Thirty-nine-year-old Lyazzat Taskynbayeva was killed by her husband, while their two young daughters witnessed everything. Her relatives told Orda.kz about the tragedy.

It happened on August 19. That day, the man once again began beating his wife. One of the blows struck the back of her head, and she stopped breathing.

The girls cried beside their mother, trying to wake her up, saying, “Mom, wake up!”

Lyazzat Taskynbayeva married 14 years ago. During her marriage, she gave birth to two daughters. Her sister, Maira, said Lyazzat’s husband abused her constantly, but she endured it for the sake of the family and believed he would change.

Why can’t a woman feel safe even in her own home? We live in the 21st century, in a modern and democratic country.
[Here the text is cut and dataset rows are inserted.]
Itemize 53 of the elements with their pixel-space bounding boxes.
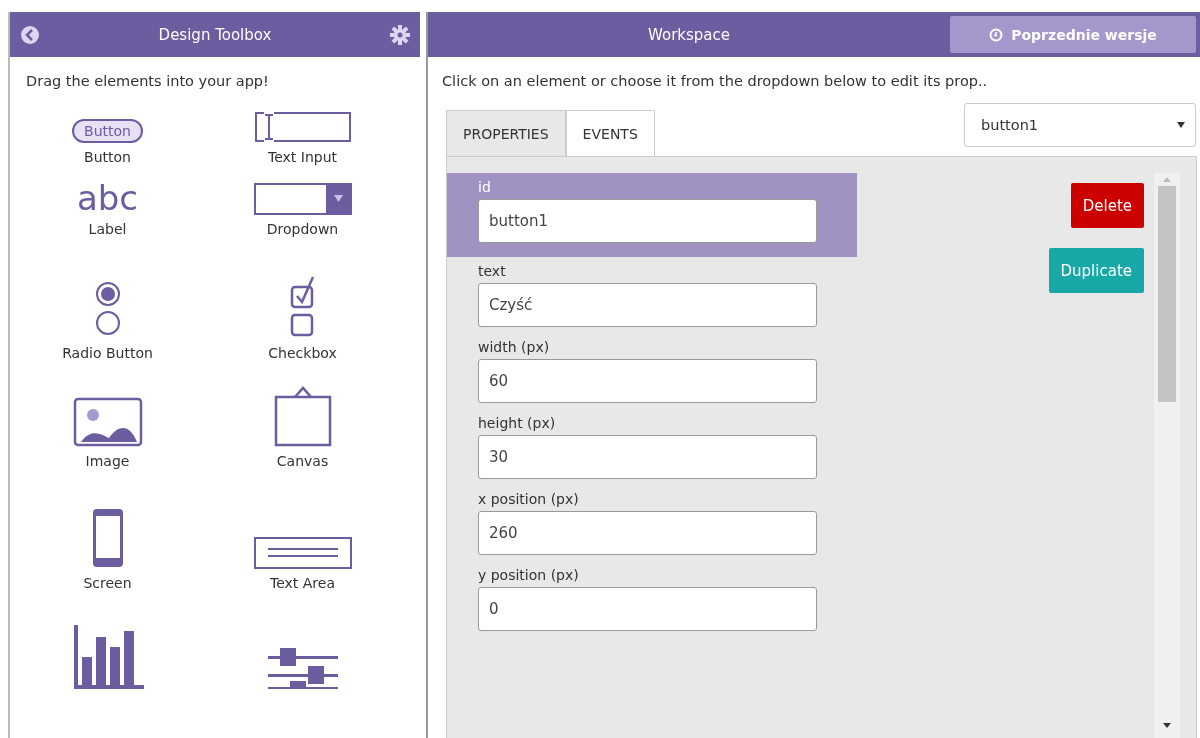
tab[interactable]: EVENTS [565,110,655,156]
property-label: text [478,263,507,279]
toolbox-item-label[interactable]: Checkbox [268,345,337,361]
dropdown-icon [253,183,352,215]
tab[interactable]: PROPERTIES [446,110,566,156]
property-label: height (px) [478,415,557,431]
property-field[interactable]: 30 [478,435,817,479]
image-icon [72,397,143,447]
property-row[interactable]: text Czyść [447,257,857,333]
element-dropdown[interactable]: button1 [964,103,1196,147]
workspace-title: Workspace [647,25,731,44]
bar-chart-icon [71,625,144,689]
property-label: y position (px) [478,567,580,583]
scroll-down-icon[interactable] [1163,723,1171,728]
toolbox-item-label[interactable]: Button [84,149,131,165]
property-label: width (px) [478,339,551,355]
button-sample: Button [72,119,143,143]
toolbox-item-label[interactable]: Text Area [270,575,335,591]
delete-button[interactable]: Delete [1070,183,1144,228]
label-sample: abc [76,181,139,215]
property-row[interactable]: y position (px) 0 [447,561,857,637]
phone-icon [90,507,125,569]
property-field[interactable]: 260 [478,511,817,555]
toolbox-item-label[interactable]: Radio Button [62,345,153,361]
dropdown-value: button1 [981,117,1039,133]
text-input-icon [253,111,352,143]
property-row[interactable]: x position (px) 260 [447,485,857,561]
toolbox-item-label[interactable]: Label [88,221,127,237]
toolbox-item-label[interactable]: Canvas [276,453,329,469]
property-field[interactable]: 60 [478,359,817,403]
toolbox-hint: Drag the elements into your app! [25,72,270,89]
canvas-icon [272,385,333,447]
scrollbar[interactable] [1154,173,1180,738]
clock-icon [989,27,1004,42]
scrollbar-thumb[interactable] [1158,186,1176,402]
property-row[interactable]: width (px) 60 [447,333,857,409]
workspace-hint: Click on an element or choose it from the dropdown below to edit its prop.. [441,72,989,89]
back-icon[interactable] [20,24,40,45]
settings-icon[interactable] [390,24,410,45]
text-area-icon [253,537,352,569]
property-label: x position (px) [478,491,580,507]
property-label: id [478,179,492,195]
toolbox-item-label[interactable]: Text Input [268,149,337,165]
property-field[interactable]: button1 [478,199,817,243]
toolbox-title: Design Toolbox [157,25,273,44]
toolbox-item-label[interactable]: Screen [83,575,132,591]
property-row[interactable]: id button1 [447,173,857,257]
property-field[interactable]: Czyść [478,283,817,327]
toolbox-item-label[interactable]: Dropdown [266,221,339,237]
property-row[interactable]: height (px) 30 [447,409,857,485]
property-field[interactable]: 0 [478,587,817,631]
toolbox-item-label[interactable]: Image [85,453,130,469]
caret-icon [1177,122,1185,128]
Lyazzat had two little daughters. The eldest is in sixth grade, the youngest only in first. She hadn’t worked for the last two years, devoting herself to her girls. Their mother was their whole world. For the last five years of her life, her husband beat her systematically, especially when he drank. She endured it for the sake of the children, kept quiet, hoping he would change for the family’s sake.

After his wife’s death, the husband first called his sisters instead of an ambulance.

Lyazzat’s relatives claim they even refused to take her body from the morgue.

The fatal blow struck the back of her head. That’s what killed her. When my brother and sister arrived, the ambulance and police were already outside. Inside the house were her husband’s two sisters and the two little girls. The girls were crying over their mother’s body: ‘Mom, wake up! You’re just lying there! Get up!’ But Lyazzat could no longer answer, her sister recounted.

The children are now in a boarding school and need help from psychologists.

Apparently, when Lyazzat’s husband realized she was dead, the first thing he did was call his two sisters — not an ambulance or the police. Later, they showed cruelty, saying: ‘We don’t need the body, take it from the morgue yourselves.’ Such indifference and cruelty from women is a betrayal. If we had stayed silent, no one would have known about this tragedy. At first, the police denied it, then later confirmed it—only because we made it public and weren’t afraid of the backlash. This is not uyat (shame in Kazakh - Ed.), this is not a ‘family matter.’ This is murder. This is pain for the whole society. Lyazzat is gone. But her voice speaks through us. I am saying this because I have three daughters. And I do not want them to grow up in a country where a woman must remain silent about beatings, and where her life can end at the hands of the one who was supposed to protect her, said Maira.

The Atyrau Regional Police reported that a criminal case has been opened. The husband is currently in custody.